There's an RDC-3 - new in box - on Ebay right now. The auction will end around noon Eastern time today Sunday, Feb. 3, 2013. It has a total of FIVE large roof items: the standard radiator and four I've never seen before. I can't find any photos, prototype or model, that have these four roof items.

Does anyone know what they could be? Did Aristo make such an oddball RDC-3 in their recent production? Can it really be "new in box"?

JackM

Apparently the only person in the world who'll probably watch the S.B. game today, but doesn't care a lick about all the pre-game junk.


----------



## JackM (Jul 29, 2008)

Here's the link: 


http://www.ebay.com/itm/ws/eBayISAP...0578987022 It's a New Haven.

JackM

Still not interested in all the pre-game hoopla.


----------



## HampshireCountyNarrowGage (Apr 4, 2012)

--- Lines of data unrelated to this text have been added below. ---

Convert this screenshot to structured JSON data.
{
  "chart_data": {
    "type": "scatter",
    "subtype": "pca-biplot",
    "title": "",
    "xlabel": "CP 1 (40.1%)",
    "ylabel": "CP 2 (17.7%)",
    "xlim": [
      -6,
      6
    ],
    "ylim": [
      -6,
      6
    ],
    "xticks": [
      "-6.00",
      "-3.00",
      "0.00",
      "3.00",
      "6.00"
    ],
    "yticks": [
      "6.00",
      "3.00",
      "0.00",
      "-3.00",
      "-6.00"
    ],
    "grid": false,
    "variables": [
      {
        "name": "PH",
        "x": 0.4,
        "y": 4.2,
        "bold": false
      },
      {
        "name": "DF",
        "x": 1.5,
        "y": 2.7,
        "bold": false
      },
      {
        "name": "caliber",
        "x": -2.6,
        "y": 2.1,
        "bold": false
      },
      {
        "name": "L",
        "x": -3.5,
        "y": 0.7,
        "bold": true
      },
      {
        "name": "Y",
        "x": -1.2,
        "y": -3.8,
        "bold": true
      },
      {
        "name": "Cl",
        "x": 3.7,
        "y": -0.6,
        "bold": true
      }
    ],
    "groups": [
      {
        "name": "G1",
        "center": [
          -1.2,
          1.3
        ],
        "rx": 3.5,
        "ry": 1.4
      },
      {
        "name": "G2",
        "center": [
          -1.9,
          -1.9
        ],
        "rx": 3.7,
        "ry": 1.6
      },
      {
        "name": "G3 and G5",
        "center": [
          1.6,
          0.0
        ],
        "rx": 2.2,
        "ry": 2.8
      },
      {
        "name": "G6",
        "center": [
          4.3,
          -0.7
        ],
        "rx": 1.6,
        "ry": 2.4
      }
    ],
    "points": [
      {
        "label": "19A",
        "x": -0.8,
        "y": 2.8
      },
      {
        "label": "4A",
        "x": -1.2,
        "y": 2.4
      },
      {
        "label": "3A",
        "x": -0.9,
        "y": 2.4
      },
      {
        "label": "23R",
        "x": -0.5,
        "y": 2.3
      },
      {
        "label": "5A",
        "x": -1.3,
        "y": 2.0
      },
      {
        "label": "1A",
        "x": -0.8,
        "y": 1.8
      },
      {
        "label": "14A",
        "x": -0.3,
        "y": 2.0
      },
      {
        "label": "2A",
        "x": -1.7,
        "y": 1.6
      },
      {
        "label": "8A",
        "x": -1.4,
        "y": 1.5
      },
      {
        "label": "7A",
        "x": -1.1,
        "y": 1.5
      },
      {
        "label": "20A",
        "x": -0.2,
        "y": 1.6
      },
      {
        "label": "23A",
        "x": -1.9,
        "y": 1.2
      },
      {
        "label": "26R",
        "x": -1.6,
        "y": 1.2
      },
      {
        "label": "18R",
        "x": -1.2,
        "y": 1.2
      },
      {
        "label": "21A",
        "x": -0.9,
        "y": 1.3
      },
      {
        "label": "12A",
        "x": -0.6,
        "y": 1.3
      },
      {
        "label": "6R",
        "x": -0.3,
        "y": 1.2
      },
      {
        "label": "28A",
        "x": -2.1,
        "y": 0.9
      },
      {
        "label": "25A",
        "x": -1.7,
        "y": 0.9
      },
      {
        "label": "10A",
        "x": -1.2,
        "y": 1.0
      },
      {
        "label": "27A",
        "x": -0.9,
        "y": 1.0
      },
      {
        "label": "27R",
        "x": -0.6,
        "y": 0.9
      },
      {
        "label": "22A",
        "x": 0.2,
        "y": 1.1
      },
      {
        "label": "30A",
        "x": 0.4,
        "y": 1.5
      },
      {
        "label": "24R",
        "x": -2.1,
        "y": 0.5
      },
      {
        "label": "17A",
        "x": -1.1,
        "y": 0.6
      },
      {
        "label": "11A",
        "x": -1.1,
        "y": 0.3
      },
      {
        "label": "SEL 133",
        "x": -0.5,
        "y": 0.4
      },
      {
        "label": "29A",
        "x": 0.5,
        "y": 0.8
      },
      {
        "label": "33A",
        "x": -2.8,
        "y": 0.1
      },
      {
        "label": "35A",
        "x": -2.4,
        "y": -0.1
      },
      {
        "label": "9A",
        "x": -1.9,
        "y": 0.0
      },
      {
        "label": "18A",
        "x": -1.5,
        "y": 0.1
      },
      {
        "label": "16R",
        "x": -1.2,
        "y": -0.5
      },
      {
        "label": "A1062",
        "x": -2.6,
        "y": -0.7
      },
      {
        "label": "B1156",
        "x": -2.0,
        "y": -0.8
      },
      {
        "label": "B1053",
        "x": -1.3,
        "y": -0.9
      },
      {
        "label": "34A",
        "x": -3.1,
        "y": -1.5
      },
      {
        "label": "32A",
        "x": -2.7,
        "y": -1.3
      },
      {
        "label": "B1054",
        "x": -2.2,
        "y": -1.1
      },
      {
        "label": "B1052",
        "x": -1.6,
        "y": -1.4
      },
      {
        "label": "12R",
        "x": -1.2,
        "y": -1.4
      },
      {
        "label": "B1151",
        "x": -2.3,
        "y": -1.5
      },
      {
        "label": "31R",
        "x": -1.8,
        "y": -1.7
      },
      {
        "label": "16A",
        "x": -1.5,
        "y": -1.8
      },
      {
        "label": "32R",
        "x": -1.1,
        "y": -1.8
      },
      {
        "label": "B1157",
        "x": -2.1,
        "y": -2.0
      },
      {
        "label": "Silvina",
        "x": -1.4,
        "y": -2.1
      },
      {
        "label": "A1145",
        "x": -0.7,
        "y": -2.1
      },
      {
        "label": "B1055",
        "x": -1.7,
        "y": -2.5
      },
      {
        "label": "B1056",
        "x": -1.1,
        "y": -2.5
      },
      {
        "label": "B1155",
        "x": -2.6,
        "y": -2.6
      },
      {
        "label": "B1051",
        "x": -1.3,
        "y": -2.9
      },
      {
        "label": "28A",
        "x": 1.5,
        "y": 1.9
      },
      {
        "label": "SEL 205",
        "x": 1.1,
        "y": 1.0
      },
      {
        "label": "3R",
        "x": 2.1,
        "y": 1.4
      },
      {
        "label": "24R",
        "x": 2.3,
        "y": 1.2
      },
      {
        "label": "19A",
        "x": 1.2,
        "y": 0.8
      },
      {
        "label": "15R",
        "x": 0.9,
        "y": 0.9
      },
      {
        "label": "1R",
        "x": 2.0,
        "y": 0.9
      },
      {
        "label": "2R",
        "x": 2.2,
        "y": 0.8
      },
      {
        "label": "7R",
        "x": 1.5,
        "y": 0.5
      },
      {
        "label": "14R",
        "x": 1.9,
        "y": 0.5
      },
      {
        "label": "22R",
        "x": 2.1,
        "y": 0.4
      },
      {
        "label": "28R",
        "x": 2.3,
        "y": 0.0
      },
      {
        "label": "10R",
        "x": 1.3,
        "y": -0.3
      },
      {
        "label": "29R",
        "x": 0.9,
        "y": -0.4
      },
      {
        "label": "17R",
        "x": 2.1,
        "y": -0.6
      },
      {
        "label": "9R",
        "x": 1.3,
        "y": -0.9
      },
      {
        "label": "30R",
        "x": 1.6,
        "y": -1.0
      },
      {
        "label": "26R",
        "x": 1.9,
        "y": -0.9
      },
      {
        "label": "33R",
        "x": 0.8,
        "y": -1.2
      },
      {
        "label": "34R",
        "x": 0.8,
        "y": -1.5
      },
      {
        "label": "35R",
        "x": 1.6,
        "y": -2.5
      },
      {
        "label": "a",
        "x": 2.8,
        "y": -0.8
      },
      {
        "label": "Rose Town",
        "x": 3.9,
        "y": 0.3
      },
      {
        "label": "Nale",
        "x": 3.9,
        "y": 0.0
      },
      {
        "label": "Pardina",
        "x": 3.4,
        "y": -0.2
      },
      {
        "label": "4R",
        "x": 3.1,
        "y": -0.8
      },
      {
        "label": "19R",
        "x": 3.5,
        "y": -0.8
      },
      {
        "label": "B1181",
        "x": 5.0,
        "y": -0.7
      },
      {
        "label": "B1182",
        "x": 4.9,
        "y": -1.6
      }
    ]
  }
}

It's been removed as of 8:48 AM today.


----------



## JackM (Jul 29, 2008)

That's a shame. I was hoping to hear from the seller about it. It looks like a one-time NHRA fan - with a big scoop in the hood of his Pinto wagon that the driver can barely see over, that now commands a six-figure auction price at Barrett-Jackson - did it. 

JackM


----------